# Adria Twin 12v Electrics Help



## NTG (Dec 16, 2011)

Haven't had my Adria Twin very long. The previous owner grounded the van and ripped off the Omni step which I have just refitted. The step will only work if the 12v leisure switch is on which seems a bit odd because you have to enter the van to switch on the 12v supply :!: In addition to this the 12v power outlets are live all the time, even with the 12v leisure switch off. This seems a bit odd to me. Any Adria twin owners out there able to confirm weather this is right? (2008 model)
I emailed Adria a few days back to get a wiring diagram, but no reply.

Nick.


----------



## clive1821 (Mar 27, 2010)

I cant answer your question but which control pannel do you have? and I would aggree with you, that the step would normaley be used if the 12 volt supply was off and the 12volt power sockets would normaley be off as well, I also assume that the power for both is comeing from the leasure batteries... I'll be interested in the replies you get


----------



## 747 (Oct 2, 2009)

It sounds like the auto electrician got his wires crossed.

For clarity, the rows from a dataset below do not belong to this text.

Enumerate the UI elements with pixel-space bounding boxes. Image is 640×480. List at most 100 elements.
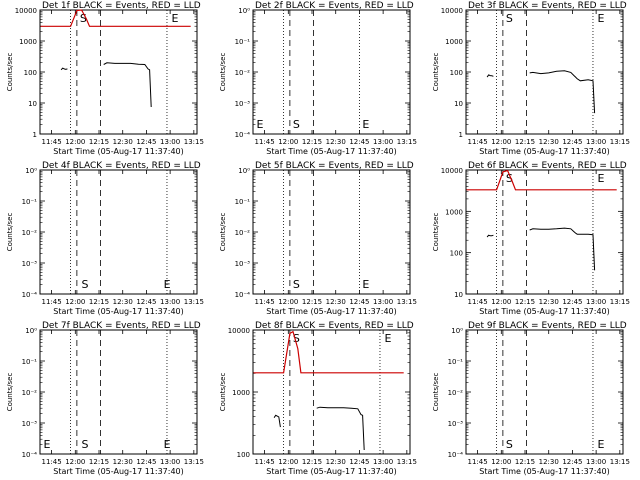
y-tick-label: 10000	[228, 327, 250, 335]
chart-panel-4: Det 4f BLACK = Events, RED = LLD 11:45 12:…	[6, 161, 204, 316]
y-axis-label: Counts/sec	[219, 53, 227, 92]
x-tick-label: 13:00	[586, 138, 606, 146]
x-tick-label: 12:15	[302, 138, 322, 146]
plot-frame	[252, 169, 411, 295]
y-tick-label: 10⁻¹	[235, 198, 251, 206]
chart-panel-3: Det 3f BLACK = Events, RED = LLD 11:45 12:…	[432, 1, 630, 156]
x-tick-label: 12:30	[326, 458, 346, 466]
x-tick-label: 13:00	[160, 138, 180, 146]
y-tick-label: 1000	[445, 208, 463, 216]
y-tick-label: 10	[454, 291, 463, 299]
plot-frame	[465, 329, 624, 455]
chart-title: Det 9f BLACK = Events, RED = LLD	[468, 321, 627, 331]
events-series-line	[529, 227, 596, 271]
x-tick-label: 12:30	[539, 298, 559, 306]
x-tick-label: 12:15	[302, 298, 322, 306]
y-tick-label: 10⁻³	[22, 420, 38, 428]
y-tick-label: 10⁻²	[235, 229, 251, 237]
y-tick-label: 100	[450, 69, 463, 77]
x-tick-label: 12:15	[89, 138, 109, 146]
y-tick-label: 10⁻⁴	[448, 451, 464, 459]
x-tick-label: 13:15	[397, 458, 417, 466]
x-tick-label: 12:00	[278, 458, 298, 466]
y-tick-label: 10⁻³	[235, 100, 251, 108]
y-axis-label: Counts/sec	[432, 53, 440, 92]
y-tick-label: 1000	[232, 389, 250, 397]
x-tick-label: 12:00	[278, 298, 298, 306]
y-tick-label: 10000	[441, 7, 463, 15]
y-tick-label: 10⁻⁴	[22, 451, 38, 459]
x-tick-label: 13:15	[397, 138, 417, 146]
x-axis-label: Start Time (05-Aug-17 11:37:40)	[53, 147, 184, 156]
y-tick-label: 10⁻⁴	[235, 131, 251, 139]
plot-frame	[39, 329, 198, 455]
x-tick-label: 11:45	[254, 298, 274, 306]
marker-s: S	[293, 332, 300, 345]
x-tick-label: 11:45	[254, 458, 274, 466]
marker-e: E	[598, 172, 605, 185]
events-series-line	[486, 234, 494, 238]
lld-series-line	[40, 9, 191, 27]
plot-frame	[39, 9, 198, 135]
x-tick-label: 12:45	[562, 298, 582, 306]
x-tick-label: 11:45	[254, 138, 274, 146]
x-tick-label: 12:00	[278, 138, 298, 146]
marker-e: E	[362, 118, 369, 131]
y-tick-label: 10⁰	[25, 327, 37, 335]
marker-s: S	[81, 438, 88, 451]
chart-panel-1: Det 1f BLACK = Events, RED = LLD 11:45 12:…	[6, 1, 204, 156]
y-tick-label: 10⁻⁴	[235, 291, 251, 299]
y-tick-label: 10⁰	[238, 167, 250, 175]
y-tick-label: 10⁻³	[448, 420, 464, 428]
x-tick-label: 13:15	[184, 298, 204, 306]
y-tick-label: 10⁻¹	[22, 198, 38, 206]
chart-panel-8: Det 8f BLACK = Events, RED = LLD 11:45 12:…	[219, 321, 417, 476]
plot-frame	[252, 329, 411, 455]
x-tick-label: 11:45	[467, 138, 487, 146]
y-tick-label: 10000	[15, 7, 37, 15]
x-tick-label: 13:15	[397, 298, 417, 306]
x-tick-label: 12:45	[136, 298, 156, 306]
x-tick-label: 12:30	[113, 138, 133, 146]
events-series-line	[103, 62, 152, 108]
y-tick-label: 1	[33, 131, 37, 139]
y-tick-label: 10	[454, 100, 463, 108]
x-tick-label: 12:30	[326, 138, 346, 146]
x-axis-label: Start Time (05-Aug-17 11:37:40)	[266, 307, 397, 316]
plot-frame	[465, 169, 624, 295]
y-tick-label: 10⁻³	[22, 260, 38, 268]
y-axis-label: Counts/sec	[219, 213, 227, 252]
y-tick-label: 10000	[441, 167, 463, 175]
marker-s: S	[80, 12, 87, 25]
x-tick-label: 12:00	[65, 458, 85, 466]
marker-s: S	[293, 278, 300, 291]
x-axis-label: Start Time (05-Aug-17 11:37:40)	[479, 307, 610, 316]
y-tick-label: 1000	[19, 38, 37, 46]
x-tick-label: 12:00	[491, 458, 511, 466]
x-tick-label: 11:45	[41, 138, 61, 146]
y-tick-label: 10⁰	[238, 7, 250, 15]
chart-title: Det 2f BLACK = Events, RED = LLD	[255, 1, 414, 11]
x-tick-label: 12:15	[302, 458, 322, 466]
y-tick-label: 10⁻²	[235, 69, 251, 77]
x-tick-label: 11:45	[467, 458, 487, 466]
chart-panel-9: Det 9f BLACK = Events, RED = LLD 11:45 12:…	[432, 321, 630, 476]
y-tick-label: 10⁰	[451, 327, 463, 335]
chart-panel-7: Det 7f BLACK = Events, RED = LLD 11:45 12:…	[6, 321, 204, 476]
y-tick-label: 10⁻³	[235, 260, 251, 268]
marker-s: S	[506, 172, 513, 185]
y-axis-label: Counts/sec	[432, 373, 440, 412]
x-tick-label: 13:15	[610, 298, 630, 306]
x-tick-label: 12:30	[539, 138, 559, 146]
events-series-line	[529, 70, 596, 114]
x-tick-label: 12:15	[515, 298, 535, 306]
x-tick-label: 13:00	[373, 298, 393, 306]
marker-e: E	[44, 438, 51, 451]
y-tick-label: 100	[450, 250, 463, 258]
y-tick-label: 100	[24, 69, 37, 77]
y-axis-label: Counts/sec	[6, 213, 14, 252]
events-series-line	[60, 67, 68, 71]
x-tick-label: 12:45	[349, 138, 369, 146]
x-tick-label: 12:30	[539, 458, 559, 466]
x-axis-label: Start Time (05-Aug-17 11:37:40)	[53, 307, 184, 316]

European vans usually have 12V to the step at all times and a selector switch inside to switch the 12V on or off.

Could you trace the wiring back from the step to its termination point and test for permanent 12V in that area?


----------



## Addie (Aug 5, 2008)

Just popped out to my own Adria Twin to check this for you (available for sale if anyone wants one, cheapest in the country!).

1.) The step works irrespective of the 12v position. As far as I am aware this is powered from the cab battery as when I disconnected the cab battery to charge it before I replaced it with a new one the step was stuck "out". It should automatically retract when the engine is started.

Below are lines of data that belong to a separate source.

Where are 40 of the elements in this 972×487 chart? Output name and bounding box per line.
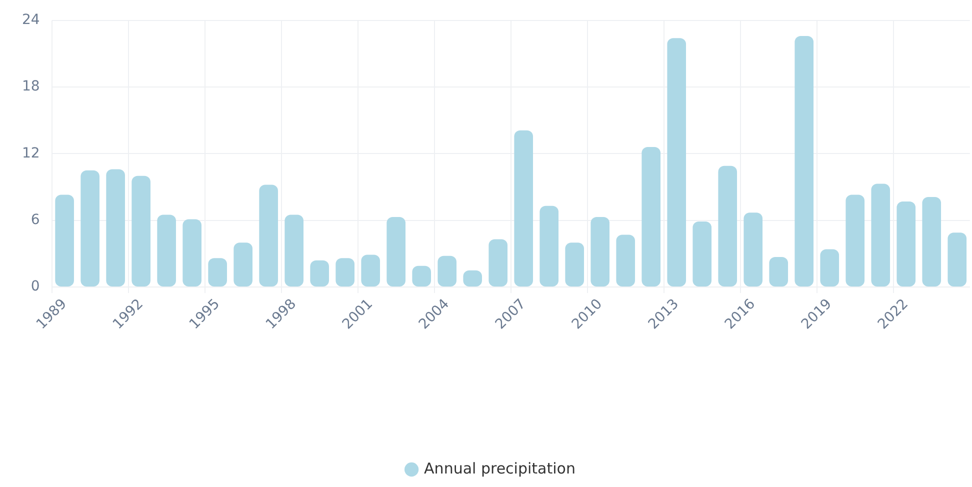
bar [667, 38, 686, 286]
legend-label: Annual precipitation [424, 459, 576, 478]
bar [55, 194, 74, 286]
bar [157, 214, 176, 286]
bar [871, 184, 890, 286]
bar [514, 130, 534, 286]
bar [616, 234, 636, 286]
bar [361, 254, 380, 286]
y-tick-label: 18 [22, 78, 40, 95]
bar [132, 176, 150, 286]
bar [540, 206, 559, 286]
y-tick-label: 24 [22, 12, 40, 28]
bar [642, 147, 661, 286]
bar [284, 214, 304, 286]
bar [386, 217, 406, 286]
bar [922, 197, 942, 286]
bar [208, 258, 227, 286]
y-tick-label: 12 [22, 145, 40, 162]
bar [590, 217, 610, 286]
bar [744, 212, 763, 286]
bar [182, 219, 202, 286]
bar [896, 201, 916, 286]
bar [718, 166, 738, 286]
bar [259, 184, 278, 286]
bar [948, 232, 967, 286]
bar [846, 194, 865, 286]
bar [565, 242, 584, 286]
bar [310, 260, 329, 286]
bar [234, 242, 252, 286]
bar [488, 239, 508, 286]
bar [106, 169, 125, 286]
bar [438, 256, 456, 286]
y-tick-label: 6 [30, 212, 40, 228]
y-tick-label: 0 [30, 278, 40, 295]
bar [794, 36, 814, 286]
bar [80, 170, 100, 286]
bar [820, 249, 840, 286]
bar [336, 258, 354, 286]
bar [769, 257, 788, 286]
bar [692, 221, 712, 286]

2.) The vans internal 12v sockets do not function when the control panel is set to OFF

Mine is an October 2007 model.


----------



## homenaway (Jul 27, 2005)

Hi Nick,
That's not the way mine operates. Our's agrees with Addie and ours is a 2008 Twin. 

I rebuilt the step due to the same damage.

I have a wiring diagram in the Adria handbook but it's small and difficult to read. The schaudt electrobloc booklet has virtually the same circuit diagram. I will check it tomorrow and may be able to post a diagram or send it via a PM.

Steve


----------



## pandalf (Oct 29, 2006)

Addie is right. The step should work regardless of whether the 12v system is switched on or off. But every 12v circuit in our 2008 Twin works only when the 12v is switched on at the control panel.


----------



## NTG (Dec 16, 2011)

Thanks for the replies and thanks Addie for taking the time to check for me, that answers my question nicely.
I have a Schaudt EB211 control panel and I have confirmed that the step and 12v outlets are powered from the leisure battery. It sounds like there's a couple of wires crossed somewhere and due to the lack of interest from Adria, I will have to do as 747 suggests and start tracing the wires back  Hopefully it will be down to crossed wires on the Elektroblock.


----------



## NTG (Dec 16, 2011)

homenaway said:


> Hi Nick,
> That's not the way mine operates. Our's agrees with Addie and ours is a 2008 Twin.
> 
> I rebuilt the step due to the same damage.
> ...


I have these diagrams already Steve but thanks anyway. They just show the Elektroblock internals and outputs. No wiring for the van.

Nick.


----------



## NTG (Dec 16, 2011)

Traced the wires back and found a couple crossed on the elektroblock as suspected. All sorted now, thanks for the advice.

Nick.


----------